An unnatural sound floats down the hallway and into Jonathan's room through the crack under his door.
It is his mother raising her voice.

He creeps, creeps, creeps down the corridor and crouches like a cat outside their bedroom, listening intently.

"Now look, don't get all emotional," says his father.
"Emotional? I am the only one in this house who is even a little emotional and I am persecuted for it!"
"Shush. He'll hear you."
"Let him! I don't care. I don't give a fuck what he hears!"
"You don't mean that."
"George, I can't do it any more, I can't do it! He's just – he's just –"

"Doctor Seaton said –"
"Doctor Seaton doesn't know hell about it. He doesn't know hell about not being able to love your own child."

Jonathan stops breathing.

"You take that back."
"I won't, I won't! He's my son and I won't lie about him!" She is crying. "I want to love him, I want to hug him and tell him nice things and help him. But I can't, I can't do it. He just looks at my mouth – never my eyes, George – he won't ever look in my eyes, and how can I even – if I can't even get him to do that, then what is this? It's like having an alien. Having a cat would be more rewarding, having a gerbil for Christ sake."
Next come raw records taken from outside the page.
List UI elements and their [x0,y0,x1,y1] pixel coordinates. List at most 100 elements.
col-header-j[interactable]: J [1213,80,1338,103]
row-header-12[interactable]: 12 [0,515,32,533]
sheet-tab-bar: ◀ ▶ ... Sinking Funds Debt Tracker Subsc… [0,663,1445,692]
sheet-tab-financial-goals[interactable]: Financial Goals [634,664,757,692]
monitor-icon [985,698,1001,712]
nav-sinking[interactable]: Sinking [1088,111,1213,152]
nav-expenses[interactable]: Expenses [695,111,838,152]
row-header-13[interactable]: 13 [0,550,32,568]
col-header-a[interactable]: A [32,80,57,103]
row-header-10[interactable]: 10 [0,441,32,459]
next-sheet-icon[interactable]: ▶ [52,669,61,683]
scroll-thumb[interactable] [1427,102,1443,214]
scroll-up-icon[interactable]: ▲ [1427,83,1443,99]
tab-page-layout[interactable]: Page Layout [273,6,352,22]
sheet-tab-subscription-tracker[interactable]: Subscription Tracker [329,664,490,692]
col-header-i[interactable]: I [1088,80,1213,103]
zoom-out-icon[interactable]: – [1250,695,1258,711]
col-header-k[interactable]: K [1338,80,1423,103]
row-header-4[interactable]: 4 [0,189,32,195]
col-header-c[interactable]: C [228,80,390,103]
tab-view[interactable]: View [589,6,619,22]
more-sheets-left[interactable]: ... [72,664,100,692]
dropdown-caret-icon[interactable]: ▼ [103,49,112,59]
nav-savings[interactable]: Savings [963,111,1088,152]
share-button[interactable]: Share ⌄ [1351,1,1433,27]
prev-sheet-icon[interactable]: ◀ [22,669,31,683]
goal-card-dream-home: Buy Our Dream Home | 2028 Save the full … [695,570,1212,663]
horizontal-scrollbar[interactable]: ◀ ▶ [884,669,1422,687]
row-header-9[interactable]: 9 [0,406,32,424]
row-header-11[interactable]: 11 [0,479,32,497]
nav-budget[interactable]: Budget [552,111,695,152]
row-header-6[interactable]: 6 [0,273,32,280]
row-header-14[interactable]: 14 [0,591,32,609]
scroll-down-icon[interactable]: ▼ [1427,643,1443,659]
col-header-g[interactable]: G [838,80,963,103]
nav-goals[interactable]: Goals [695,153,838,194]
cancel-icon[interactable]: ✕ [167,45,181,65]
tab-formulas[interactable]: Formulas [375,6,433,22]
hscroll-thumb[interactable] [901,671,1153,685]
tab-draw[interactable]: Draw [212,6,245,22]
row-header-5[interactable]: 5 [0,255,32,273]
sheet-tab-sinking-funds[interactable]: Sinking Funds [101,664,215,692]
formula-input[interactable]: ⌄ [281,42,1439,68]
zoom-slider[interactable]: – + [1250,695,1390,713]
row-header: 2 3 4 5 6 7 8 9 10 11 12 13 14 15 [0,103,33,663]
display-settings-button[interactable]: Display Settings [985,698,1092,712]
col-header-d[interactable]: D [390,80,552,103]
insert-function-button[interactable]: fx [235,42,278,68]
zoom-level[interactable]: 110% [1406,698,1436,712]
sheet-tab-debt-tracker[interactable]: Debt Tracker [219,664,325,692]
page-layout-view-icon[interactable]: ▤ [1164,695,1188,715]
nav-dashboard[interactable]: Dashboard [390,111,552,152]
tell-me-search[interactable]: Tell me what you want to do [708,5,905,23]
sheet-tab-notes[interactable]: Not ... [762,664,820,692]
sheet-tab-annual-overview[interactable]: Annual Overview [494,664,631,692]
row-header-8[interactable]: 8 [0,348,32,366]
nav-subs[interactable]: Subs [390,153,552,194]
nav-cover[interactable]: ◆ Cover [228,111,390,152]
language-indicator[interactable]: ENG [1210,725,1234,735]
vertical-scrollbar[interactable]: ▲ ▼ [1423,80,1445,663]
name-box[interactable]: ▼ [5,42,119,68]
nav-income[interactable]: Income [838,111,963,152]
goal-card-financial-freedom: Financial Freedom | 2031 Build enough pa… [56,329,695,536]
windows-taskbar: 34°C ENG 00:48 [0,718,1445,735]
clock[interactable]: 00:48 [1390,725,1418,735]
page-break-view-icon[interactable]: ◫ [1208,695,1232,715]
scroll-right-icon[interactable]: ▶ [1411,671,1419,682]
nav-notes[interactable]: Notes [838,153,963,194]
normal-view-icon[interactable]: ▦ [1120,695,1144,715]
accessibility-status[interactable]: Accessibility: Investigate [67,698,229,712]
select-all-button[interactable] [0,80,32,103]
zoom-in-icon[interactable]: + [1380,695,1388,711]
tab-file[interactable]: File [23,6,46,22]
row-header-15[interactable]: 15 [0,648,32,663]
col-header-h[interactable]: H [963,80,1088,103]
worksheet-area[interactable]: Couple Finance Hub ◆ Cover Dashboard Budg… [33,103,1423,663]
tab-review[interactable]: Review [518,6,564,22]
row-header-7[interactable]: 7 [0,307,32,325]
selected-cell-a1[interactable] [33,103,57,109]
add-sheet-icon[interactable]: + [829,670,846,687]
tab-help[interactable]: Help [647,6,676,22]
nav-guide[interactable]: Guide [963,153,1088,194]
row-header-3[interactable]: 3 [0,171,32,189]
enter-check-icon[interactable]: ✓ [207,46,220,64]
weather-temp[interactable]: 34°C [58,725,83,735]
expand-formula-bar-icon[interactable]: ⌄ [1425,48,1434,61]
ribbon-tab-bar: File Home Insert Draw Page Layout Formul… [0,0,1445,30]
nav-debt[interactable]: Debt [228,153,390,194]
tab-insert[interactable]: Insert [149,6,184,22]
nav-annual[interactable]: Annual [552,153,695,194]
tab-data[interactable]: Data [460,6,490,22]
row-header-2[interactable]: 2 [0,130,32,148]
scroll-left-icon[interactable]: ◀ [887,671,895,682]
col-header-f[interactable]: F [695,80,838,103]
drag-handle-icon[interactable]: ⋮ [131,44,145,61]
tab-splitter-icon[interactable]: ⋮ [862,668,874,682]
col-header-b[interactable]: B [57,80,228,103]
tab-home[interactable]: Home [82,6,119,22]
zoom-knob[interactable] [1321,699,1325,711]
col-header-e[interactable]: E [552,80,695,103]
"You're exaggerating. He does have feelings."
"But I don't even know if he loves me! How can I love him not knowing if there's anything - anything at all?"
"It's just a label, this thing. It's making you see differently."
"I knew before the doctor's George, and you did too. We just couldn't admit - there's something always there, or not there. I don't know. I just – I can't take it. I don't want some ghost wandering around where my son should be."

A pause.

"Well, he's the only son you've got, so you'd better accept him for who he is."
"You're one to talk! You're too fucking obsessed with him touching your junk than paying attention to him."
"Do you not want a nice house, is that it? Do you want to live in a shabby flat somewhere?"
"If it meant you'd take your share of him, then yes. You don't understand because you don't share anything with that boy."

"We don't have the same interests at all, you know that."
"Neither do we!"
"Do you mean you and him or you and me, Sarah?"

Another pause.

"Do you really expect me to answer that?"
"I'm going for a walk."
"Yes, another one of your walks. That's fucking fine by me. If you'd rather go for a walk than make love to your wife –"
"You obviously aren't in the mood right now, are you?"
"That's not the point!"
"What is the point then, Sarah? What is it? I'd really like to fucking know."

"George, what if – would you give me another child?"
"What?"
"You heard me. Another one. Who won't be – like him. Give me something to love, George, for Christ sake, if it's not going to be you any more."

Jonathan has heard enough.

He's just pulled the covers over his head when he hears the soft snap of that door opening and closing, and then the front door key sliding home too.
His father, going out, in the dead of night. For a walk.

Jonathan doesn't cry often. But this night is one of those nights when he just has to bite into his pillow and let the noises come, keen howls ripping and lurching like waves, as though they will never stop.

This is the night that the uneasiness which has pervaded his whole young life stops being uneasiness, and becomes something else entirely.
A fear that will rub him raw, that will grate at him day by day in quiet subtle malice. Never ending. Never merciful.

It is also the night that he starts having bad dreams.